La tôle ondulée se transforme en une piste de décollage sur les quarante cinq kilomètres suivants. Lignes peintes sur les côtés, asphalte lisse comme celui d'un parking, panneaux et bornes kilométriques, je me sens en pleine confiance, maître de cette nature sauvage domptée par la civilisation des Travaux Publics. Je continue à suivre les notes de mon calepin pour atteindre finalement Narok, capitale administrative des Maasais et dernier poste de « civilisation » avant le Mara.


Waweru attend à l'endroit convenu et sa chaleur humaine, son sourire et sa joie non feinte de me voir (peut-être légèrement augmentée par une attente de presque cinq heures) me font chaud au cœur. Kikuyu d'origine – l'ethnie dominante au Kenya- celle d´une grande partie de l´administration centrale, des hommes d´affaires, des présidents et des plus grands escrocs que ce pays connaisse (à moins que ce ne soient les mêmes?) - Waweru est la gentillesse personnifiée. Ephantus, prénom que personne n´utilise dans la plus pure tradition maasai, a atterri cinq ans plus tôt dans le Mara comme cuisinier de l'équipe d'ouvriers recrutés par Adrian pour la construction de ce qui aurait du devenir le Leopard Gorge Lodge. Après un an de problèmes administratifs, d'un procès gagné puis perdu en appel, de menaces à la machette et au canon de fusil des rangers financés par les kaburus (3) propriétaires des hôtels environnants, les travaux ont stoppé mais Waweru est resté. Dans un dernier acte de défiance aux cowboys locaux, Adrian monta un campement mobile tout en canvas(4) avant de partir s'installer en Afrique du Sud pour l'éducation de ses enfants et le bien de sa santé mentale. Waweru veille depuis sur les destinées d'Acaluma, le campement de toile situé à quelques cinq cent mètres du précédent projet dont les vestiges de bâtiments inachevés subsistent toujours. C'est l'homme de confiance, celui qui veille à ce que la pluie et le vent n'emportent pas les quatre tentes, celui qui fait les courses en piki-piki(5) à Mara Rianda et en matatu (6) à Narok, celui qui nettoie et entretien les installations aidé de Seko, Mariko et Cole l´escari(7).

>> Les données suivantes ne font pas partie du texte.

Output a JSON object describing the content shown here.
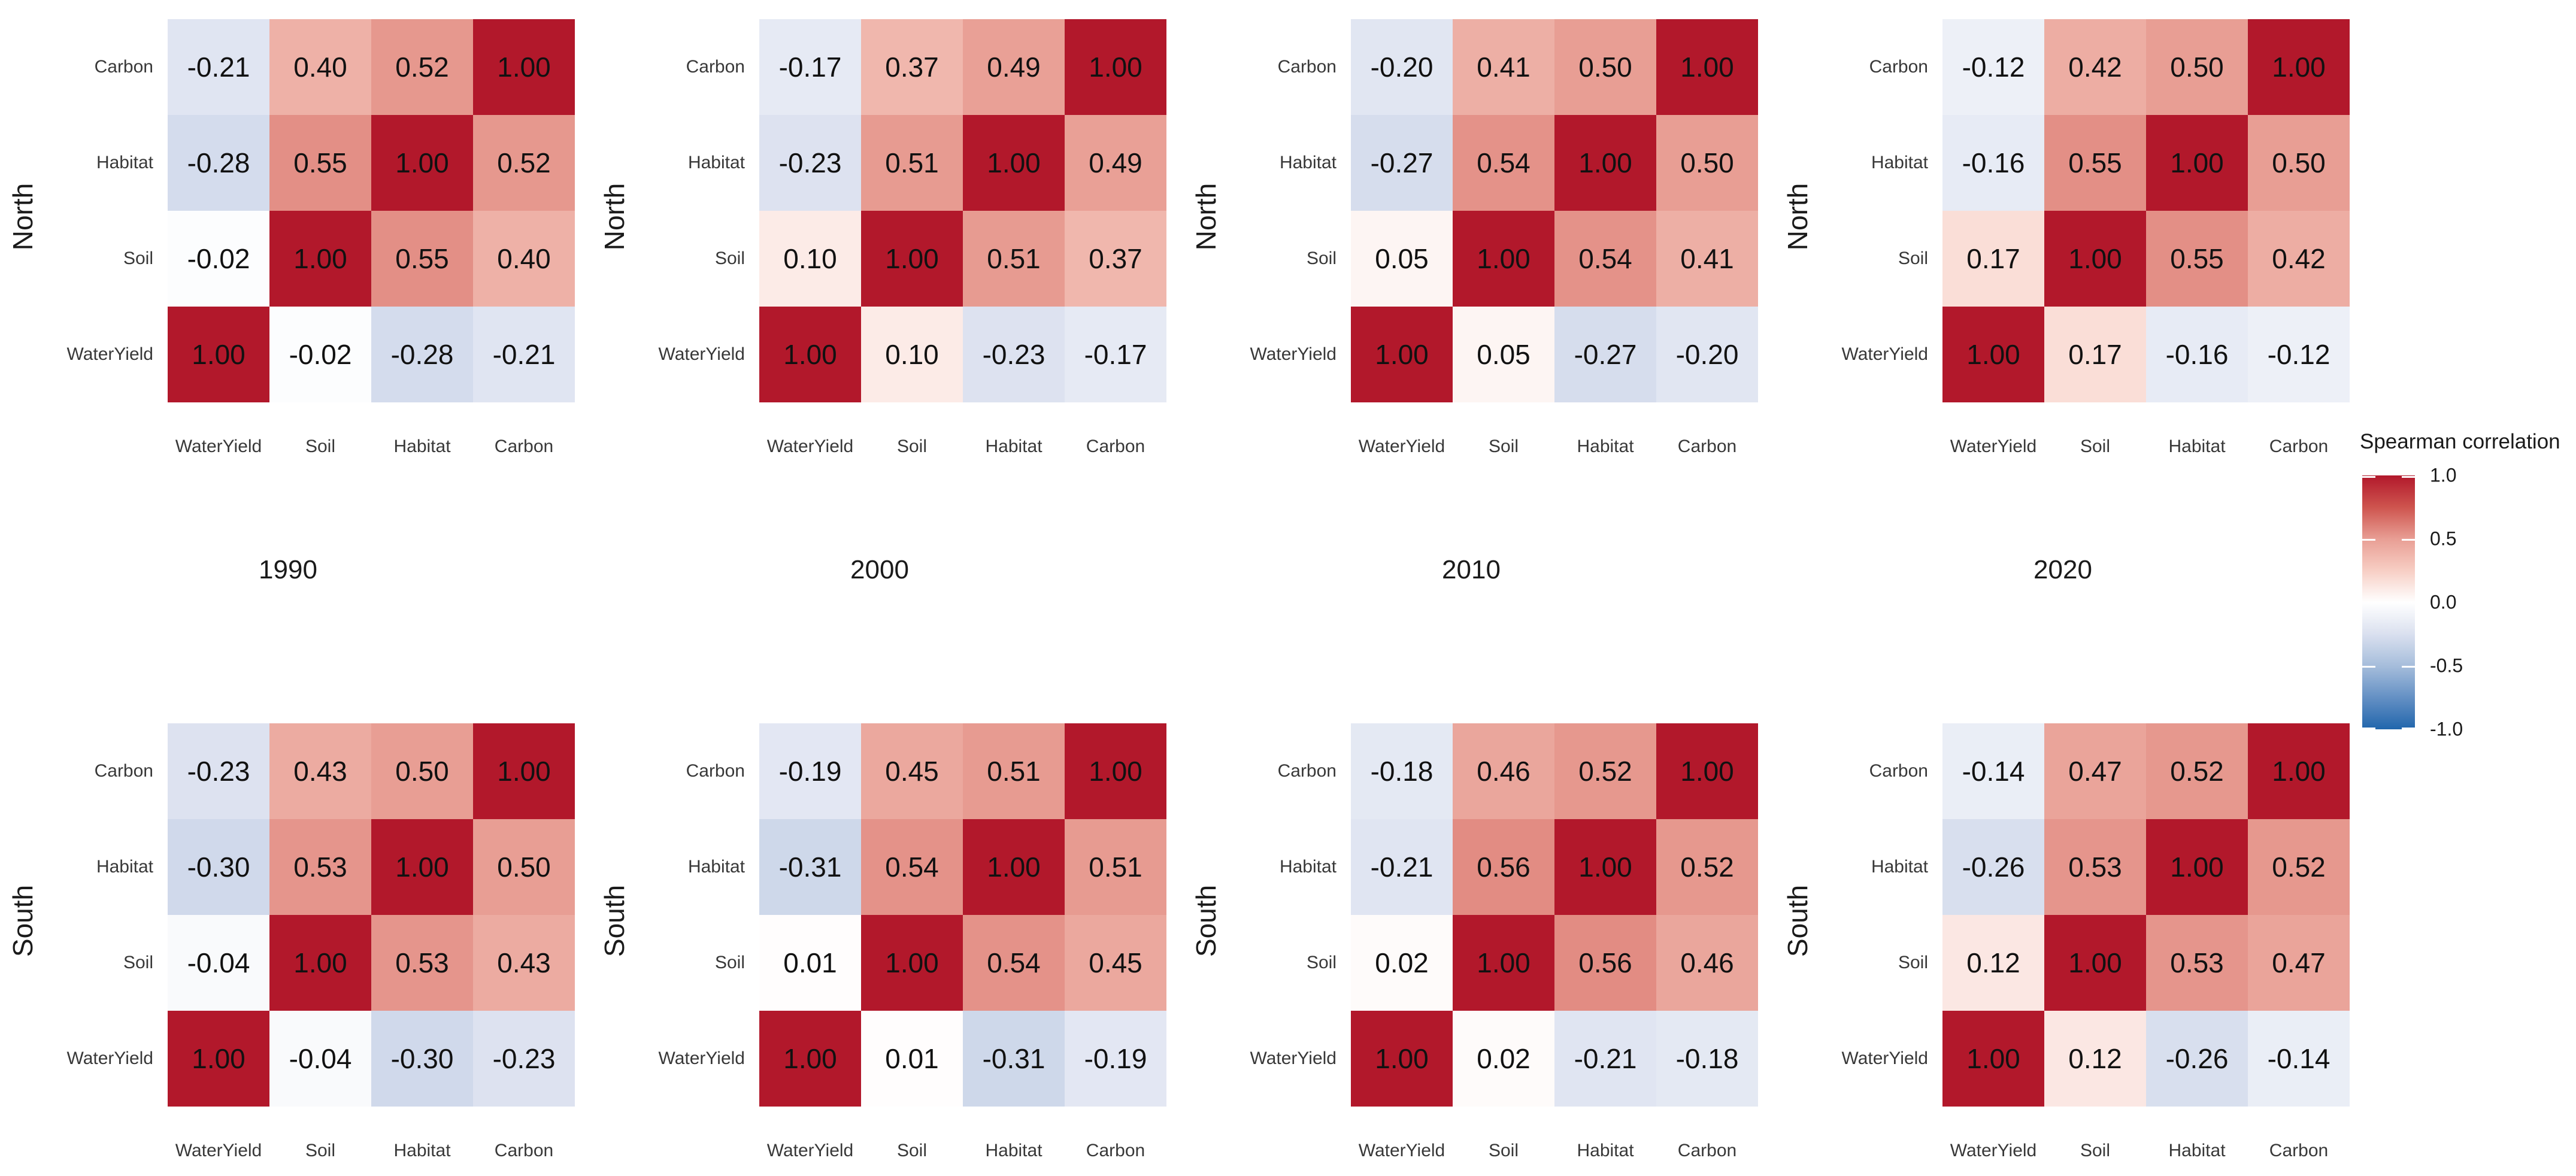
{
  "facets": {
    "row_labels": [
      "North",
      "South"
    ],
    "col_labels": [
      "1990",
      "2000",
      "2010",
      "2020"
    ]
  },
  "axes": {
    "x_categories": [
      "WaterYield",
      "Soil",
      "Habitat",
      "Carbon"
    ],
    "y_categories_top_to_bottom": [
      "Carbon",
      "Habitat",
      "Soil",
      "WaterYield"
    ]
  },
  "legend": {
    "title": "Spearman correlation",
    "tick_labels": [
      "1.0",
      "0.5",
      "0.0",
      "-0.5",
      "-1.0"
    ],
    "tick_values": [
      1.0,
      0.5,
      0.0,
      -0.5,
      -1.0
    ],
    "color_high": "#B2182B",
    "color_mid": "#FFFFFF",
    "color_low": "#2166AC"
  },
  "chart_data": [
    {
      "type": "heatmap",
      "facet_row": "North",
      "facet_col": "1990",
      "columns": [
        "WaterYield",
        "Soil",
        "Habitat",
        "Carbon"
      ],
      "rows_top_to_bottom": [
        "Carbon",
        "Habitat",
        "Soil",
        "WaterYield"
      ],
      "values": [
        [
          -0.21,
          0.4,
          0.52,
          1.0
        ],
        [
          -0.28,
          0.55,
          1.0,
          0.52
        ],
        [
          -0.02,
          1.0,
          0.55,
          0.4
        ],
        [
          1.0,
          -0.02,
          -0.28,
          -0.21
        ]
      ],
      "value_format": "0.00",
      "colormap": "RdBu",
      "domain": [
        -1,
        1
      ]
    },
    {
      "type": "heatmap",
      "facet_row": "North",
      "facet_col": "2000",
      "columns": [
        "WaterYield",
        "Soil",
        "Habitat",
        "Carbon"
      ],
      "rows_top_to_bottom": [
        "Carbon",
        "Habitat",
        "Soil",
        "WaterYield"
      ],
      "values": [
        [
          -0.17,
          0.37,
          0.49,
          1.0
        ],
        [
          -0.23,
          0.51,
          1.0,
          0.49
        ],
        [
          0.1,
          1.0,
          0.51,
          0.37
        ],
        [
          1.0,
          0.1,
          -0.23,
          -0.17
        ]
      ],
      "value_format": "0.00",
      "colormap": "RdBu",
      "domain": [
        -1,
        1
      ]
    },
    {
      "type": "heatmap",
      "facet_row": "North",
      "facet_col": "2010",
      "columns": [
        "WaterYield",
        "Soil",
        "Habitat",
        "Carbon"
      ],
      "rows_top_to_bottom": [
        "Carbon",
        "Habitat",
        "Soil",
        "WaterYield"
      ],
      "values": [
        [
          -0.2,
          0.41,
          0.5,
          1.0
        ],
        [
          -0.27,
          0.54,
          1.0,
          0.5
        ],
        [
          0.05,
          1.0,
          0.54,
          0.41
        ],
        [
          1.0,
          0.05,
          -0.27,
          -0.2
        ]
      ],
      "value_format": "0.00",
      "colormap": "RdBu",
      "domain": [
        -1,
        1
      ]
    },
    {
      "type": "heatmap",
      "facet_row": "North",
      "facet_col": "2020",
      "columns": [
        "WaterYield",
        "Soil",
        "Habitat",
        "Carbon"
      ],
      "rows_top_to_bottom": [
        "Carbon",
        "Habitat",
        "Soil",
        "WaterYield"
      ],
      "values": [
        [
          -0.12,
          0.42,
          0.5,
          1.0
        ],
        [
          -0.16,
          0.55,
          1.0,
          0.5
        ],
        [
          0.17,
          1.0,
          0.55,
          0.42
        ],
        [
          1.0,
          0.17,
          -0.16,
          -0.12
        ]
      ],
      "value_format": "0.00",
      "colormap": "RdBu",
      "domain": [
        -1,
        1
      ]
    },
    {
      "type": "heatmap",
      "facet_row": "South",
      "facet_col": "1990",
      "columns": [
        "WaterYield",
        "Soil",
        "Habitat",
        "Carbon"
      ],
      "rows_top_to_bottom": [
        "Carbon",
        "Habitat",
        "Soil",
        "WaterYield"
      ],
      "values": [
        [
          -0.23,
          0.43,
          0.5,
          1.0
        ],
        [
          -0.3,
          0.53,
          1.0,
          0.5
        ],
        [
          -0.04,
          1.0,
          0.53,
          0.43
        ],
        [
          1.0,
          -0.04,
          -0.3,
          -0.23
        ]
      ],
      "value_format": "0.00",
      "colormap": "RdBu",
      "domain": [
        -1,
        1
      ]
    },
    {
      "type": "heatmap",
      "facet_row": "South",
      "facet_col": "2000",
      "columns": [
        "WaterYield",
        "Soil",
        "Habitat",
        "Carbon"
      ],
      "rows_top_to_bottom": [
        "Carbon",
        "Habitat",
        "Soil",
        "WaterYield"
      ],
      "values": [
        [
          -0.19,
          0.45,
          0.51,
          1.0
        ],
        [
          -0.31,
          0.54,
          1.0,
          0.51
        ],
        [
          0.01,
          1.0,
          0.54,
          0.45
        ],
        [
          1.0,
          0.01,
          -0.31,
          -0.19
        ]
      ],
      "value_format": "0.00",
      "colormap": "RdBu",
      "domain": [
        -1,
        1
      ]
    },
    {
      "type": "heatmap",
      "facet_row": "South",
      "facet_col": "2010",
      "columns": [
        "WaterYield",
        "Soil",
        "Habitat",
        "Carbon"
      ],
      "rows_top_to_bottom": [
        "Carbon",
        "Habitat",
        "Soil",
        "WaterYield"
      ],
      "values": [
        [
          -0.18,
          0.46,
          0.52,
          1.0
        ],
        [
          -0.21,
          0.56,
          1.0,
          0.52
        ],
        [
          0.02,
          1.0,
          0.56,
          0.46
        ],
        [
          1.0,
          0.02,
          -0.21,
          -0.18
        ]
      ],
      "value_format": "0.00",
      "colormap": "RdBu",
      "domain": [
        -1,
        1
      ]
    },
    {
      "type": "heatmap",
      "facet_row": "South",
      "facet_col": "2020",
      "columns": [
        "WaterYield",
        "Soil",
        "Habitat",
        "Carbon"
      ],
      "rows_top_to_bottom": [
        "Carbon",
        "Habitat",
        "Soil",
        "WaterYield"
      ],
      "values": [
        [
          -0.14,
          0.47,
          0.52,
          1.0
        ],
        [
          -0.26,
          0.53,
          1.0,
          0.52
        ],
        [
          0.12,
          1.0,
          0.53,
          0.47
        ],
        [
          1.0,
          0.12,
          -0.26,
          -0.14
        ]
      ],
      "value_format": "0.00",
      "colormap": "RdBu",
      "domain": [
        -1,
        1
      ]
    }
  ]
}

Waweru a un véritable don pour les relations humaines, il entre instantanément dans la catégorie des meilleurs amis; un pote qui n'arrête pas de sourire de toutes ses dents incroyablement blanches et qui se plie littéralement en deux à chacune des vannes de ses interlocuteurs. Alors que nous nous confondons en accolades et que mes mains rougissent de tant de «give me 5», je me souviens, non sans un brin de satisfaction, que c´est la gentillesse spontanée et naturelle des Kényans qui est en grande partie responsable de notre arrivée sur ces terres équatoriennes.


Le moteur tourne dans la station-service alors que nous faisons le plein sans que personne ne s'étonne. Partout des Maasais, ici en shukas(8), là-bas en tenue de ville, contents de se retrouver en cette fin de journée, se prenant par la main pour descendre la rue principale, jouant avec leurs enfants, se joignant curieusement aux groupes qui se forment ici et là. La vie et les sourires. Les étals colorés alignés le long de la route parfois à même le sol, les vendeurs ambulants entre les voitures, un troupeau de vaches nonchalant et la circulation omniprésente se disputent harmonieusement cet espace de terre et de tarmac dans un bordel ambiant bouillonnant de vie. Il fait doux en cette belle journée d'automne; l´atmosphère est baignée de cette lumière hypnotisante et sereine qu´on ne trouve qu´en Afrique. Il est plus de 18h et il nous reste cent vingt kilomètres à parcourir dont quatre-vingt de piste méchamment défoncée. Le moteur est chaud comme la braise, le ciel est menaçant et le soleil se couchera dans moins de quarante-cinq minutes. Mais rien n'y fait, je me sens bien - présent - heureux tout simplement du moment. Rien ne peut m'arriver maintenant que j'ai un ami. Rien ne peut m'arriver maintenant que je fais partie du décor.